“What I say won’t get you through the next week, but the stories of the ladies around you can get you through seasons.”
That’s a profoundly humble, startlingly self-aware statement from a guest speaker.
It’s what Lisa Harper told a room of 300-plus women last weekend during Adopted, Women’s Conference 2016.
One of those stories is Holli Parker.
God has woven adoption through Parker’s story since birth. What’s so apparent, yet so hidden about Holli’s story is the way her adoption into a family impacted her calling to adopt into her family.
“People always ask me, ‘when did you find out you were adopted?,’” Holli says. “And I say it’s like I’ve always known.
“Kind of like how God talks about his love in the Bible, how he knew you before you even were. This has been something that’s always been a part of my life.”

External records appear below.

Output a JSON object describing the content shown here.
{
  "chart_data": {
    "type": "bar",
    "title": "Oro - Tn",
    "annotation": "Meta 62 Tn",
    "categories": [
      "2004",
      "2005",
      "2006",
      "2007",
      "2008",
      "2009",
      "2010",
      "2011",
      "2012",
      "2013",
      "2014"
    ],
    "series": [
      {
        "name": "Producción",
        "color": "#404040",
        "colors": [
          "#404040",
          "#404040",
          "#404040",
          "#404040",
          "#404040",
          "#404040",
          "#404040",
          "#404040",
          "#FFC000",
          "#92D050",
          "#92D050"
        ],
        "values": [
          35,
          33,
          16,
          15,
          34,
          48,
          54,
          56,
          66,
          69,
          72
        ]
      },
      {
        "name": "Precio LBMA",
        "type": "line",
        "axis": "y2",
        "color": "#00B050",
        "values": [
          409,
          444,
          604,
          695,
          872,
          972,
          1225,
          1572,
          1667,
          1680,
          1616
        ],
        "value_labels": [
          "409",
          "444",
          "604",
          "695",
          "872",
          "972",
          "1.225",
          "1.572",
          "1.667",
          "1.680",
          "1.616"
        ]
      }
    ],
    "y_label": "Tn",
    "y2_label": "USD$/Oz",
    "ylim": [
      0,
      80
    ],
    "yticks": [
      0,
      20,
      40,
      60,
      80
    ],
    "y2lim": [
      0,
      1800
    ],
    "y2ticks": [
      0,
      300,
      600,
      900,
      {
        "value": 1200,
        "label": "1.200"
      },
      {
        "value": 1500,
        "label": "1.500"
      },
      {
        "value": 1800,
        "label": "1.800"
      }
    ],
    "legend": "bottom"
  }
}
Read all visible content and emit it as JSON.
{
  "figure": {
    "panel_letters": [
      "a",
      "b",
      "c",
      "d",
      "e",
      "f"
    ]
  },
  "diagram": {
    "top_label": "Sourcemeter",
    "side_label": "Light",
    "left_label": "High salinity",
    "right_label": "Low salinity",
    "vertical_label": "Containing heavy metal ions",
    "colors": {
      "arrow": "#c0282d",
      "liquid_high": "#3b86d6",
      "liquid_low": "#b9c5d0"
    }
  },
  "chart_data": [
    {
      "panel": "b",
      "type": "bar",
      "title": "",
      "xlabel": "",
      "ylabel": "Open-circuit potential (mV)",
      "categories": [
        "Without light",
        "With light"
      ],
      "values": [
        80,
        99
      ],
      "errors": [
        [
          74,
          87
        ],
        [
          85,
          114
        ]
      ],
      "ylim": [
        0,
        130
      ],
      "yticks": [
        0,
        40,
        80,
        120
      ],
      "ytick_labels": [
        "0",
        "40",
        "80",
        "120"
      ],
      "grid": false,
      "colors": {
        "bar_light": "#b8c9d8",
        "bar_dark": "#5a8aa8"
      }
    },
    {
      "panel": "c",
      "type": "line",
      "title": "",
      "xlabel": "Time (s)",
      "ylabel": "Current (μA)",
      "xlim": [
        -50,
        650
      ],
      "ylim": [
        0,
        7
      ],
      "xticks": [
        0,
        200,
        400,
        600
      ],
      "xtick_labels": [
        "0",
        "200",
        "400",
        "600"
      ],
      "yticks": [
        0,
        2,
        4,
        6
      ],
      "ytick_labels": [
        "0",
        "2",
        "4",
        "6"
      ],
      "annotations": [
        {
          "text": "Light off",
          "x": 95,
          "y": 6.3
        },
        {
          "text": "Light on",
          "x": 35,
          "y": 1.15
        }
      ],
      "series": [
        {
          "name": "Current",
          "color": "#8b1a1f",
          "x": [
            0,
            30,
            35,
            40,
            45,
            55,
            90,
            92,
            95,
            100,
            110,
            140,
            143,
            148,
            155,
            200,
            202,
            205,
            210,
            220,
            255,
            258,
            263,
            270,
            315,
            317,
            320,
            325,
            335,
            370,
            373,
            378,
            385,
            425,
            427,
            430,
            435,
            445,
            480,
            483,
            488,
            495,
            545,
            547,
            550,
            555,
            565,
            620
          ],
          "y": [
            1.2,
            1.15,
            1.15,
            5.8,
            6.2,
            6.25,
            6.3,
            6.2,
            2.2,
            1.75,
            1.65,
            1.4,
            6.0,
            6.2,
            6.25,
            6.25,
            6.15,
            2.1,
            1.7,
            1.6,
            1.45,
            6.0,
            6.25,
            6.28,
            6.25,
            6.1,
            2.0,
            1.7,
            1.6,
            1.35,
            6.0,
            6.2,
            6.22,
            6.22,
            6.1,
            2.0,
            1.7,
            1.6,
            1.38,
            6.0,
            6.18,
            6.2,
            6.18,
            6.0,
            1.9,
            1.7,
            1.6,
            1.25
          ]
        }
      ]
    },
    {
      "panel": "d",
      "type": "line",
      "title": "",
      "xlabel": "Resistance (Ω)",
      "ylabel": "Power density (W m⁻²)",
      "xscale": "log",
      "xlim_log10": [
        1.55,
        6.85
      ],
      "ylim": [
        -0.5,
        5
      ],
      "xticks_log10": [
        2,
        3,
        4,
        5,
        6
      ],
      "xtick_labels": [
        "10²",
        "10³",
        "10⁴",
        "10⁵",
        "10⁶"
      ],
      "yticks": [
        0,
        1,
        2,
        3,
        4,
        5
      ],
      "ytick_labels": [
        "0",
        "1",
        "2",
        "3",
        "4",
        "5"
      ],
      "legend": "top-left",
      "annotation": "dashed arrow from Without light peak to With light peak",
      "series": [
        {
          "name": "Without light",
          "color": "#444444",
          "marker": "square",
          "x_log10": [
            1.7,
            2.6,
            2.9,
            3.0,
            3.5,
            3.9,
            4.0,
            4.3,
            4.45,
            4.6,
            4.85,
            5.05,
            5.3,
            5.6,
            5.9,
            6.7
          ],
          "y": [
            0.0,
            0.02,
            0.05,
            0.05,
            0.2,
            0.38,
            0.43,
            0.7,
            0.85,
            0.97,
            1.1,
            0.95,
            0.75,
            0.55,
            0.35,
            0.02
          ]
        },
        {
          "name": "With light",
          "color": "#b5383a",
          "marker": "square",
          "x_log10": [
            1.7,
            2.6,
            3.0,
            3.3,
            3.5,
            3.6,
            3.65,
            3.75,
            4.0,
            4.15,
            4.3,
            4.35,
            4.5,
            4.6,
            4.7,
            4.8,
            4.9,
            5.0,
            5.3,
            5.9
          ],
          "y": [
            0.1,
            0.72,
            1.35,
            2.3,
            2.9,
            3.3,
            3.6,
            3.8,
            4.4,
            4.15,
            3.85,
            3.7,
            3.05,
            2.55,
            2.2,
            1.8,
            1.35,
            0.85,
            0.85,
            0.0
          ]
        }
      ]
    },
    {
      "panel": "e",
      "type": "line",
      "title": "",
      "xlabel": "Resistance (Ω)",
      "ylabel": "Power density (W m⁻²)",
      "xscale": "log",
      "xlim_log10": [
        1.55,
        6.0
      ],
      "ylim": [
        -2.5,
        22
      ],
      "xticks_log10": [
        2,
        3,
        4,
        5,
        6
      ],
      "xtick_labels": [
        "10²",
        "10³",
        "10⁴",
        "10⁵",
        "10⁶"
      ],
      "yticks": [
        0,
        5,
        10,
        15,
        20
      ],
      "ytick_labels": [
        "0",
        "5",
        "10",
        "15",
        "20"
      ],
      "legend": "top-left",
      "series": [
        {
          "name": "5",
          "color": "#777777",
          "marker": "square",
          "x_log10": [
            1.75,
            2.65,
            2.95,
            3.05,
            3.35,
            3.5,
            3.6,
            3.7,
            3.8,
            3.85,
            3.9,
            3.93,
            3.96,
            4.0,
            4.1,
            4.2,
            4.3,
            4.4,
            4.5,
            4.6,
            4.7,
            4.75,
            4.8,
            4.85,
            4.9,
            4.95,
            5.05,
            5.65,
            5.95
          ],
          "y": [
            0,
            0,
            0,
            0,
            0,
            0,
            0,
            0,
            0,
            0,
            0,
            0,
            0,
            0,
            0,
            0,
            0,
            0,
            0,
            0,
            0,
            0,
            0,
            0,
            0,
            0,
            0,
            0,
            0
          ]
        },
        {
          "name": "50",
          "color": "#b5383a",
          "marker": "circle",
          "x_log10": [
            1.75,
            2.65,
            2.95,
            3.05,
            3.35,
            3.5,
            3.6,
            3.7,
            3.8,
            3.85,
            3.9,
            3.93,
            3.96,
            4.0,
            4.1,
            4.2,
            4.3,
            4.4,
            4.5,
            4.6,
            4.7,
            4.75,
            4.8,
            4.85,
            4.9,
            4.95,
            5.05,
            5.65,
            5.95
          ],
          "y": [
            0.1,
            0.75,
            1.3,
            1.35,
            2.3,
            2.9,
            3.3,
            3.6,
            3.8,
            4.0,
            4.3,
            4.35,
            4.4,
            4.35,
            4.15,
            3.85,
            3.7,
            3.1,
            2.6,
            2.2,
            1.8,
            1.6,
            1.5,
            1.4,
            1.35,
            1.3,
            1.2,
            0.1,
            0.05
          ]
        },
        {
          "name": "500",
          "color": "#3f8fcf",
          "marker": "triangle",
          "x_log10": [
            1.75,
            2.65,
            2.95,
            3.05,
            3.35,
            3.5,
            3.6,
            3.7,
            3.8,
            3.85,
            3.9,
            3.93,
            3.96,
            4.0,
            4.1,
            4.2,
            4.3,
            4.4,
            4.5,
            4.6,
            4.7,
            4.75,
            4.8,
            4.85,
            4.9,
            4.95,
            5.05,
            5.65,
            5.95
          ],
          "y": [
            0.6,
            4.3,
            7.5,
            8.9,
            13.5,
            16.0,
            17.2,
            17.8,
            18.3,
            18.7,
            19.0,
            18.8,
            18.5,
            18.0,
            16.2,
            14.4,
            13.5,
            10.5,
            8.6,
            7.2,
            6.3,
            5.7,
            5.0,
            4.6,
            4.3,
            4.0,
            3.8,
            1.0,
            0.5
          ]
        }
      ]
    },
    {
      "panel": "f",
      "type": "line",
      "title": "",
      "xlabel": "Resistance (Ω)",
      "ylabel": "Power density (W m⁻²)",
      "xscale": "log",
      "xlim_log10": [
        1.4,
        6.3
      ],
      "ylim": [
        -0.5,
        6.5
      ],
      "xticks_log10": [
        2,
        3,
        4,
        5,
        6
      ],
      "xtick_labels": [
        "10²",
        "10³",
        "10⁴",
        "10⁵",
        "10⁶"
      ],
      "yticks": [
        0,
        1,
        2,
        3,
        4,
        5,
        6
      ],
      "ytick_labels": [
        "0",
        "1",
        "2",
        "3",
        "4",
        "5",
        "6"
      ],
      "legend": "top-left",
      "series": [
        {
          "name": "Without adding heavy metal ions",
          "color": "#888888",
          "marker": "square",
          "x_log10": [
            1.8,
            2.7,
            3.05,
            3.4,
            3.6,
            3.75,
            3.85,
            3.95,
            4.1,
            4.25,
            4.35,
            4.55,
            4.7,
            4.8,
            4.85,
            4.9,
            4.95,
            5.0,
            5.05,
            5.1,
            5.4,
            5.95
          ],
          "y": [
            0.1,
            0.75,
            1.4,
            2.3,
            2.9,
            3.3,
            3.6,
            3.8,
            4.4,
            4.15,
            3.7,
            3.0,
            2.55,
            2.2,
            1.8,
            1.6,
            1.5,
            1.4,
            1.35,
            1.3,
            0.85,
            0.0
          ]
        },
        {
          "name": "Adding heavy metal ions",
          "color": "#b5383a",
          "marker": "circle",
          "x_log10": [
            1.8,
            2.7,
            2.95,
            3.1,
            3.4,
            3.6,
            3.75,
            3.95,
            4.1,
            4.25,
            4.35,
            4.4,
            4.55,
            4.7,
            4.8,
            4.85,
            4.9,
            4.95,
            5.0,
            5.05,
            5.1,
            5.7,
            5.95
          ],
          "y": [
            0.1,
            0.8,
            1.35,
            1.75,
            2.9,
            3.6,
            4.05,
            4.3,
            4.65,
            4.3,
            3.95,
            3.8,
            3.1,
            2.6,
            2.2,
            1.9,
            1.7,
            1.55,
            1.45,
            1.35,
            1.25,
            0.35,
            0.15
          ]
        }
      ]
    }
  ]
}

Women’s Conference 2016 wasn’t an adoption conference in the cultural sense. The theme of adoption is grounded in the truth that as sons and daughters of the Most High King, we have been adopted into his family through the salvation we’ve received by Jesus’ death and resurrection.
Yes, there were stories of adoption in the literal sense. Holli’s is an example, as were Harper’s and our conference worship leader, Laura Cooksey.
It’s the best picture of the Gospel in our physical world. It’s why we partnered with Compassion International during our conference and why we spoke about our Orphan Care ministry.
As we learn to care for orphans, our capacity for sharing the gospel, and our obedience to God’s mission, expand. Our goal at Shades, through the work of our Orphan Care ministry, is to shine awareness on the epidemic that is the foster care system while demonstrating God’s hope for a better future.
Caring for the least of these is not just that we like helping people because we’re Christians. It’s that God loved us and prepared a place for us in his family before we could even do anything to earn his love, and it’s our calling to do the same for those that can’t care for themselves.
There were stories of divorce. There were stories of broken families. Take the diversity heard in three ladies’ stories and scale it to hundreds of women in a room and it paints a compassionate picture of the ways God has adopted all of us.
At their core, the foundation of these stories, of all of our stories – as it is with our identity in Christ – is redemption and restoration. In the same way God has redeemed and restored failing marriages, redeemed and restored broken families, he’s redeemed and restored all of us through his finished work on the Cross.
God has written our stories, and he guides us with each page we turn.
How will your
understanding of your spiritual adoption impact God’s calling on your life to
provide an avenue toward redemption and restoration for someone else?